The determination of oxygen in soils is a fundamental parameter that is needed for understanding and application of biogeochemical processes regarding many predictions and uses of soils. The objectives of this research were: (1) to develop a simple, rapid, cost effective and non-intrusive field technique to infer or estimate oxygen status in soils using a zero-valent polished iron rod, and (2) to determine the seasonal changes in oxygen status, reduction-oxidation potentials, soil moisture contents, ferrous iron contents and the iron oxide/oxyhydroxides coatings that form on iron metal rods placed in nine soil environments of the Texas Coast Prairie. Three toposequences representing nine soils (Alfisols and Vertisols) of variable texture and pH were used for this study. In each of the nine sites, there were polished iron rods, piezometers, tensiometers, Eh electrodes, soil water/gas collection chambers installed to quantify the hydrology, redox processes and oxygen concentration in the soils.
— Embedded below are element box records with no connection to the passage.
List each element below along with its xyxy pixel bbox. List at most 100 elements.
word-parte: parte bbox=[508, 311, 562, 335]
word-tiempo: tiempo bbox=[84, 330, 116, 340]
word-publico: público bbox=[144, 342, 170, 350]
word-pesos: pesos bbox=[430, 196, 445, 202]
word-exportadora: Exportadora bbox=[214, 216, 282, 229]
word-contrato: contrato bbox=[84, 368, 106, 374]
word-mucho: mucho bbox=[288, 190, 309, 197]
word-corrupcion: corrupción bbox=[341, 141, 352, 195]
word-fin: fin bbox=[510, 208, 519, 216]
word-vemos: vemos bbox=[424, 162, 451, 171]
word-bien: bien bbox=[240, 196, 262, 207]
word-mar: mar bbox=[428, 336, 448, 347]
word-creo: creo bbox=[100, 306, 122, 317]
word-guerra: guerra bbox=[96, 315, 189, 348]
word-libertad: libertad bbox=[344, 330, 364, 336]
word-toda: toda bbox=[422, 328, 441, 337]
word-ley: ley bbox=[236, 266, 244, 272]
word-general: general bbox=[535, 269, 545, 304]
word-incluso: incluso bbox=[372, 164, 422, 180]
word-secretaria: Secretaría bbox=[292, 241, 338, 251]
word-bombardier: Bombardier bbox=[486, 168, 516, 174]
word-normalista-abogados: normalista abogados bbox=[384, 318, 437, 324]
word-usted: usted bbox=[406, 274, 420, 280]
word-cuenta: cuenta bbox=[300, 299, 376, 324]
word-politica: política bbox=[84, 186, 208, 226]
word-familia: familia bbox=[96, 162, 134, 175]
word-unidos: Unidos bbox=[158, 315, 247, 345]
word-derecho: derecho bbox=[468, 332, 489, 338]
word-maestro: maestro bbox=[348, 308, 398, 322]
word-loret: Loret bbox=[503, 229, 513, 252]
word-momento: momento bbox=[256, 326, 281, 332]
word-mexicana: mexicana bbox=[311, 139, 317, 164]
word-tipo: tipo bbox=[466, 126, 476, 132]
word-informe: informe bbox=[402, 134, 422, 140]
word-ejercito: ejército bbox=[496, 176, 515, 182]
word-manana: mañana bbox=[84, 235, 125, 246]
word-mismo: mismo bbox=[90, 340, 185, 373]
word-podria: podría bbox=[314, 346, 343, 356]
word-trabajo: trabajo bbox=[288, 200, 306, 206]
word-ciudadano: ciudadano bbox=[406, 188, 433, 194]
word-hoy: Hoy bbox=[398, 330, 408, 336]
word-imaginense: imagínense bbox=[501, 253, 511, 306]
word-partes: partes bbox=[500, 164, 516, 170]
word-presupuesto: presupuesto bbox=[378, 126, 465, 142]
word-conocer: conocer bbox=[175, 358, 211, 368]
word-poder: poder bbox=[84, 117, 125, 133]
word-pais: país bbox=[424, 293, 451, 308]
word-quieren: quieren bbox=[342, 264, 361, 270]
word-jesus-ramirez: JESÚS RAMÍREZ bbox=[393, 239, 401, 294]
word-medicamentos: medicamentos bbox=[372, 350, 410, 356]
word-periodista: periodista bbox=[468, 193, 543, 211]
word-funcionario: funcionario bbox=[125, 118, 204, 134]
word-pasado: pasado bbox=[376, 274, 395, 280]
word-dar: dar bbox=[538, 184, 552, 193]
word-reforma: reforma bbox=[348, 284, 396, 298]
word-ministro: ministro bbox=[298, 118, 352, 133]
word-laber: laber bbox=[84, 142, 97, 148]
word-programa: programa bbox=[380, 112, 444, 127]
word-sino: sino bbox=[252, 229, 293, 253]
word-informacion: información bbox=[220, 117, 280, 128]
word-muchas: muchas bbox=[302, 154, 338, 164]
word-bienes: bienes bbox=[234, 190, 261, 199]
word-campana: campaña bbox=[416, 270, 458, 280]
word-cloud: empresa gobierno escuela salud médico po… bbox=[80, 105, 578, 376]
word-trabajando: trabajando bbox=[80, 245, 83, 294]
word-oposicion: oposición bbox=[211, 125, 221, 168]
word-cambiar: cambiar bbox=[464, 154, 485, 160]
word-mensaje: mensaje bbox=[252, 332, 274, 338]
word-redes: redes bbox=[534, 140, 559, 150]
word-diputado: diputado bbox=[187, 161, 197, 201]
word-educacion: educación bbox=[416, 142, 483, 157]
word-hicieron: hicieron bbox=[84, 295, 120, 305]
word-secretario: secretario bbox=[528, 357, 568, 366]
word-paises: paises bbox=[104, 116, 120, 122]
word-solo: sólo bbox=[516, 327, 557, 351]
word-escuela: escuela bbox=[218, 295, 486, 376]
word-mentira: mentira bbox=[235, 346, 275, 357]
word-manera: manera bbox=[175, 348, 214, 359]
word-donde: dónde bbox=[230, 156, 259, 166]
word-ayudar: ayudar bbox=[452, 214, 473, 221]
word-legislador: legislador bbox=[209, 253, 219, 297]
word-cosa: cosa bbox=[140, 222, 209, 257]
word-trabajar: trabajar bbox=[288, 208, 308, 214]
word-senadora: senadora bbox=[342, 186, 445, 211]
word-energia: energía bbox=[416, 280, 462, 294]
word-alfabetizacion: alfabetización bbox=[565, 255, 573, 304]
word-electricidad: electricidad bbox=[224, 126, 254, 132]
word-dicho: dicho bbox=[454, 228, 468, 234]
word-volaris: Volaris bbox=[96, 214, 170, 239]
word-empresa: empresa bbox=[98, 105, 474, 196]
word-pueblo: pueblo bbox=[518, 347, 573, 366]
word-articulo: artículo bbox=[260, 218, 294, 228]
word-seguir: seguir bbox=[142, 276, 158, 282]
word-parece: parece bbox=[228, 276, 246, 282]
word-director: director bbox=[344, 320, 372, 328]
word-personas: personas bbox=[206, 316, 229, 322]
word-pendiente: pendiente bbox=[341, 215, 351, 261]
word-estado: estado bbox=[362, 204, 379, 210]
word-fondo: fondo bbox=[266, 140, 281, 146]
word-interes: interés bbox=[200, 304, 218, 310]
The commonly used field methods of Eh, soil tension were examined and compared to polished iron rods as indicators of O₂ status. All methods were useful at predicting anoxic/paraoxic and oxic conditions but Eh and soil tension had limitations at near saturated conditions. The anoxic conditions (0–2% O₂) occurred at Eh's below 200 mV and at soil tensions of 0 which yielded no bright coatings on the iron rods. At near saturated conditions (2–5% O₂), Eh's were highly variable and ranged from 200 to 400 mV, soil tension had considerable variability and ranged from 1 to 80 Kpa soil tension, and the iron rods yielded variegated and pore shaped bright coatings, which was the only method that indicated microsite variability. The oxic conditions were indicated by Eh's >400 mV, soil tensions from 1 to 100 KPa, and iron rods were almost completely covered with bright coatings. The results of this field study indicate that zero valent low carbon iron metal rods are a promising field technique for determining ranges in O₂ content of soils. This research has applications in agronomic/horticultural sciences, bioremediation, on-site wastewater design, soil classification, and wetland determination.